Unroll (by hand) the innermost i- and j-loop such that you have alternately adds and mults and do
scalar replacement. This is your code1.
- (Unrolling) Unroll the innermost k-loop by a factor of 2 and 4 (KU=2 and 4, doubles and quadruples
the loop body) again doing scalar replacement. Assume that 4 divides NB. This gives you code2 and
- (Performance plot, search for best block size NB) Determine the L1 cache size C1 (in doubles, i.e.,
8B units) of your computer. Measure the performance (in Mflops) of your four codes for all NB with
16 ≤ NB ≤ min(80, sqrt(C1)) with 4 divides NB. Create a plot: x-axis shows NB, y-axis shows
performance (so there will be 4 lines in it). Discuss the plot including: Which NB and which code
yields the maximum performance? What is the percentage of peak performance in this case?

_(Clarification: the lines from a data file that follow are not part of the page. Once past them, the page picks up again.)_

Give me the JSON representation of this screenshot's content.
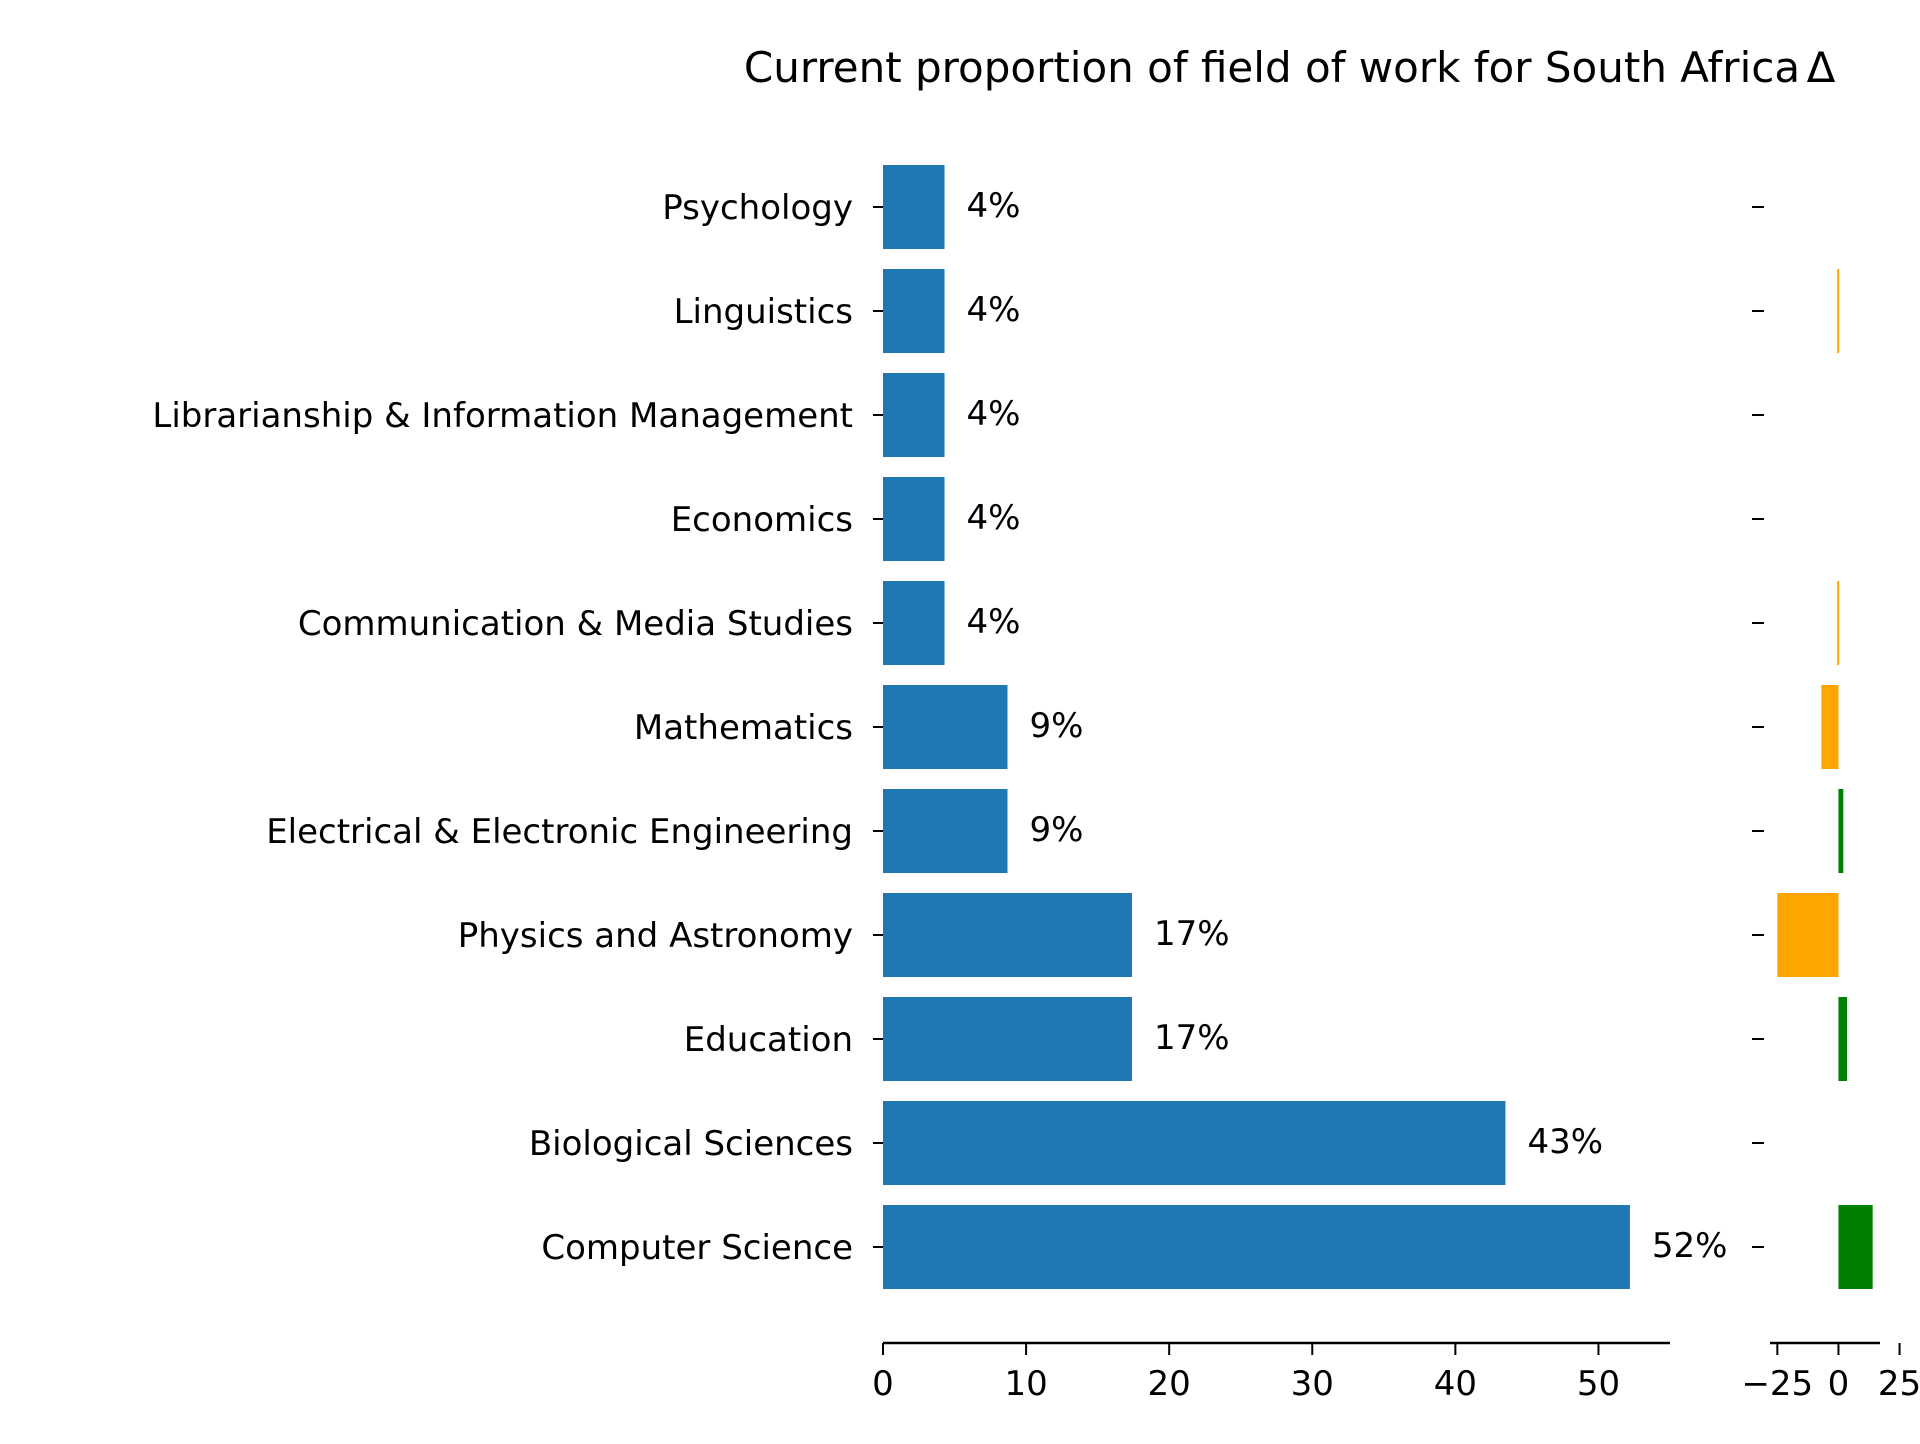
{
  "chart_data": [
    {
      "type": "bar",
      "orientation": "horizontal",
      "title": "Current proportion of field of work for South Africa",
      "categories": [
        "Psychology",
        "Linguistics",
        "Librarianship & Information Management",
        "Economics",
        "Communication & Media Studies",
        "Mathematics",
        "Electrical & Electronic Engineering",
        "Physics and Astronomy",
        "Education",
        "Biological Sciences",
        "Computer Science"
      ],
      "values": [
        4.3,
        4.3,
        4.3,
        4.3,
        4.3,
        8.7,
        8.7,
        17.4,
        17.4,
        43.5,
        52.2
      ],
      "data_labels": [
        "4%",
        "4%",
        "4%",
        "4%",
        "4%",
        "9%",
        "9%",
        "17%",
        "17%",
        "43%",
        "52%"
      ],
      "xlim": [
        0,
        55
      ],
      "xticks": [
        0,
        10,
        20,
        30,
        40,
        50
      ],
      "xtick_labels": [
        "0",
        "10",
        "20",
        "30",
        "40",
        "50"
      ],
      "xlabel": "",
      "ylabel": "",
      "bar_color": "#1f77b4",
      "grid": false
    },
    {
      "type": "bar",
      "orientation": "horizontal",
      "title": "Δ",
      "categories": [
        "Psychology",
        "Linguistics",
        "Librarianship & Information Management",
        "Economics",
        "Communication & Media Studies",
        "Mathematics",
        "Electrical & Electronic Engineering",
        "Physics and Astronomy",
        "Education",
        "Biological Sciences",
        "Computer Science"
      ],
      "values": [
        0,
        -0.5,
        0,
        0,
        -0.5,
        -7,
        2,
        -25,
        3.5,
        0,
        14
      ],
      "xlim": [
        -28,
        17
      ],
      "xticks": [
        -25,
        0,
        25
      ],
      "xtick_labels": [
        "−25",
        "0",
        "25"
      ],
      "positive_color": "#008000",
      "negative_color": "#ffa500",
      "grid": false
    }
  ]
}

- Does it improve if in the best code so far you switch the outermost loop order from ijk to jik?
- Implement an MMM for multiplying two square n x n matrices assuming NB divides n, blocked into
NB x NB blocks using your best mini-MMM code from the previous part. Create a performance plot
comparing this code and code0 (by definition) above for an interesting range of sizes n (up to sizes
where the matrices do not fit into the L2 cache). x-axis shows n; y-axis performance in Mflops.
Discuss the plot.
You should prepare a summary report of your experiments and performance data. Make
sure all relevent (e.g. compiler version and flags, machine type (memory, clock speed,
cache info) information for each set of data is provided. Make sure all plots are
labeled and easy to read. Raw data and all source files (along with compilation
instructions - i.e. a makefile) should be provided. The report should be submitted as a
pdf file. Make sure that any code that is timed is correct.
Students should submit their solution electronically using BbVista.
Submit a gzipped tar file, called A2.tar.gz (the tar file should contain a directory called A1 which
contains the files). The tar file should contain source code, instructions how to run your programs,
sample input and output files, and a README file. The README file should describe all files that are
included, contain instructions how to build and use the code, and outline how the code works.